Shell pasta with a chunky tomato-based sauce and the rest of my broccoli rabe, which was flash boiled and then sauteed. I sort of made up the tomato sauce on the spot - 1 heirloom tomato chopped and smashed a bit, 1/4 onion roughly chopped, 1 large clove of garlic roughly chopped, about 1/2 cup of water, about 1/4 cup of red kidney beans, a bit of olive oil, salt, pepper, and I think some kind of Italian seasoning which the Internet tells me includes: MARJORAM, THYME, ROSEMARY, SAVORY, SAGE, OREGANO, AND BASIL. A sprinkle of feta and a handful of raw almonds to top it all off.

Friday, November 11, 2011

odds and ends


1. Kale sauteed with bacon and chickpeas. 2. Fiori pasta with broccoli rabe cooked in garlic and sun-dried tomatoes. 3. Broccoli rabe, thinly sliced yams, mozzarella cheese on a spinach wrap (total structural failure...). 4. Lovely November heirloom tomatoes.

Monday, November 7, 2011

more muesli for breakfast

Muesli with pepita seeds, walnuts, almonds, golden raisins, and blueberries. Now if only I had a nice big cup of coffee.

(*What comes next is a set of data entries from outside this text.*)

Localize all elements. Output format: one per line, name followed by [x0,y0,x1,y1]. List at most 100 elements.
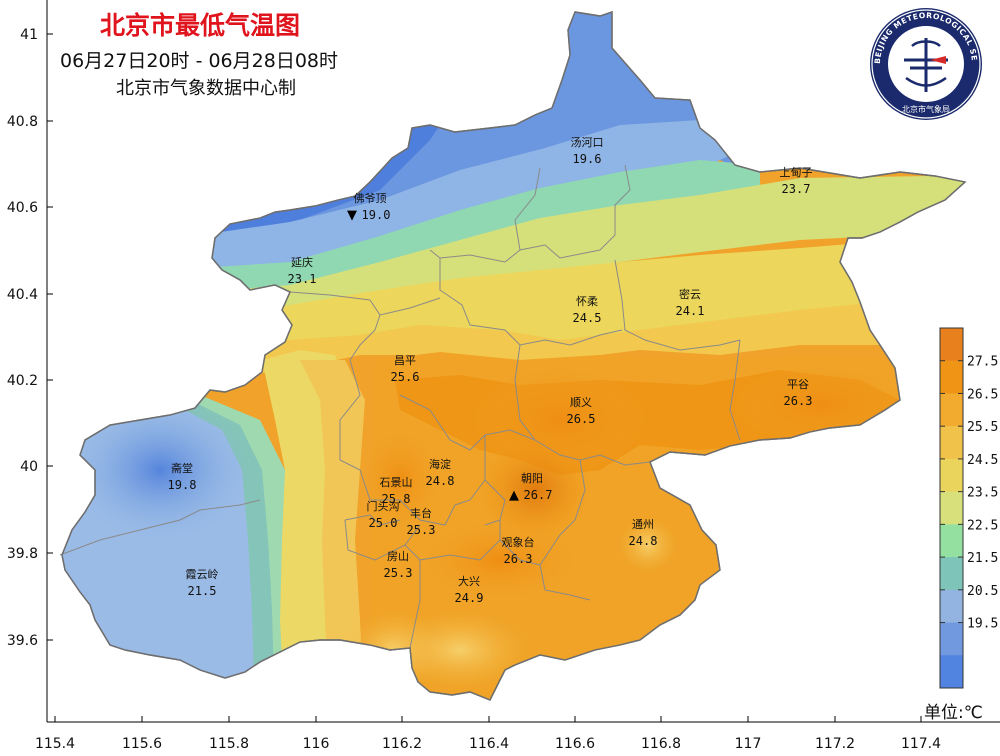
station-temp: 24.1 [676,304,705,318]
lat-tick-label: 40.2 [7,373,38,389]
station: 顺义 26.5 [567,396,596,426]
station-temp: 19.6 [573,152,602,166]
lon-tick-label: 116.8 [641,736,681,752]
lat-tick-label: 39.8 [7,546,38,562]
lon-tick-label: 115.6 [122,736,162,752]
station: 朝阳▲ 26.7 [509,472,552,503]
station: 昌平 25.6 [391,354,420,384]
map-axes: 115.4 115.6 115.8 116 116.2 116.4 116.6 116.8 11… [7,0,1000,752]
station-name: 朝阳 [521,472,543,485]
station: 霞云岭 21.5 [186,567,219,598]
lat-tick-label: 39.6 [7,633,38,649]
station-name: 石景山 [380,476,413,489]
station-temp: 19.8 [168,478,197,492]
legend-frame [939,327,964,689]
station: 通州 24.8 [629,518,658,548]
temperature-field [62,12,965,700]
station-temp: 26.5 [567,412,596,426]
legend-swatch [940,360,963,394]
station-labels: 汤河口 19.6 上甸子 23.7 佛爷顶 ▼ 19.0 延庆 23.1 怀柔 24.5 密云 24.1… [168,135,813,605]
station: 石景山 25.8 [380,476,413,506]
legend-label: 23.5 [967,486,998,501]
legend-swatch [940,328,963,362]
lon-tick-label: 116.2 [382,736,422,752]
station: 海淀 24.8 [426,457,455,488]
lon-tick-label: 116 [303,736,330,752]
station-name: 门头沟 [367,499,400,513]
station-name: 观象台 [502,535,535,549]
station-temp: 23.7 [782,182,811,196]
station: 佛爷顶 ▼ 19.0 [347,191,390,223]
bms-logo: BEIJING METEOROLOGICAL SERVICE 北京市气象局 [870,8,982,120]
station-temp: 26.7 [524,488,553,502]
beijing-boundary [61,11,967,701]
station-temp: 19.0 [362,208,391,222]
station-temp: 25.3 [384,566,413,580]
legend-label: 20.5 [967,584,998,599]
station-name: 霞云岭 [186,567,219,581]
color-legend: 27.5 26.5 25.5 24.5 23.5 22.5 21.5 20.5 19.5 [939,327,998,689]
station-temp: 25.0 [369,516,398,530]
station-marker: ▼ [347,208,357,223]
time-range: 06月27日20时 - 06月28日08时 [60,50,338,72]
legend-label: 19.5 [967,617,998,632]
station: 丰台 25.3 [407,506,436,537]
station: 斋堂 19.8 [168,461,197,492]
station-temp: 25.3 [407,523,436,537]
lat-tick-label: 40.8 [7,114,38,130]
logo-inner-text: 北京市气象局 [902,104,950,114]
station-name: 斋堂 [171,461,193,475]
station: 怀柔 24.5 [573,295,602,325]
station: 大兴 24.9 [455,574,484,605]
data-source: 北京市气象数据中心制 [116,78,296,99]
lon-tick-label: 116.6 [555,736,595,752]
lat-tick-label: 40 [20,459,38,475]
map-title: 北京市最低气温图 [100,11,301,40]
station-temp: 24.5 [573,311,602,325]
legend-label: 25.5 [967,420,998,435]
station: 延庆 23.1 [288,255,317,286]
station-temp: 25.6 [391,370,420,384]
unit-label: 单位:℃ [924,703,983,723]
station-temp: 25.8 [382,492,411,506]
station: 上甸子 23.7 [780,166,813,196]
station-name: 汤河口 [571,135,604,149]
station: 观象台 26.3 [502,535,535,566]
legend-swatch [940,491,963,525]
station-name: 昌平 [394,354,416,367]
station-temp: 24.8 [629,534,658,548]
legend-swatch [940,524,963,558]
station-name: 密云 [679,287,701,301]
district-boundaries [59,164,741,649]
legend-swatch [940,655,963,689]
station-name: 顺义 [570,396,592,409]
station-temp: 21.5 [188,584,217,598]
legend-swatch [940,622,963,656]
legend-label: 26.5 [967,387,998,402]
lat-tick-label: 40.6 [7,200,38,216]
station-name: 佛爷顶 [354,191,387,205]
lon-tick-label: 117 [735,736,762,752]
legend-swatch [940,557,963,591]
station: 门头沟 25.0 [367,499,400,530]
legend-swatch [940,393,963,427]
station-name: 房山 [387,550,409,563]
legend-label: 22.5 [967,518,998,533]
legend-swatch [940,458,963,493]
station: 平谷 26.3 [784,378,813,408]
station-name: 怀柔 [576,295,598,308]
station-name: 通州 [632,518,654,531]
station-temp: 24.9 [455,591,484,605]
station-name: 大兴 [458,574,480,588]
station: 汤河口 19.6 [571,135,604,166]
station-name: 延庆 [291,255,313,269]
station-temp: 26.3 [784,394,813,408]
station-temp: 26.3 [504,552,533,566]
lon-tick-label: 116.4 [469,736,509,752]
station-name: 上甸子 [780,166,813,179]
station-name: 丰台 [410,506,432,520]
station: 密云 24.1 [676,287,705,318]
station-name: 平谷 [787,378,809,391]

Thursday, November 3, 2011

lentil veggie stew


Lentil veggie stew with dandelion greens, served with couscous and some mozzarella cheese. This was seasoned with all of my favorite spices (cumin, coriander, turmeric, nutmeg... note to self: next time add a cinnamon stick!) and aside from the bitter dandelion greens - which I will not be bringing home again anytime soon - it was soso tasty.

Tuesday, November 1, 2011

rainbow pizza monster


Just playing with different flavor combinations. Used a yellow heirloom tomato for the sauce this time, which gives off the lovely peachy orange color that sadly is not very evident in this picture. Toppings: thinly sliced caramelized onions, red bell peppers, mozzarella, and loads of arugula (a little too much, actually... I had to take off some leaves and stems for the photo, woops). Super colorful, and vegetarian this time.

I'd like to use this space to complain that most of the dishes I make take half as much time to eat as they do to prep and cook. Based on this, I can only assume that I should (a) be more efficient in the kitchen or (b) learn how to eat more slowly, like the French. Option B sounds good. I should go to France and have them teach me firsthand. (And now you know the real reason why French culinary schools are trรจs chic.)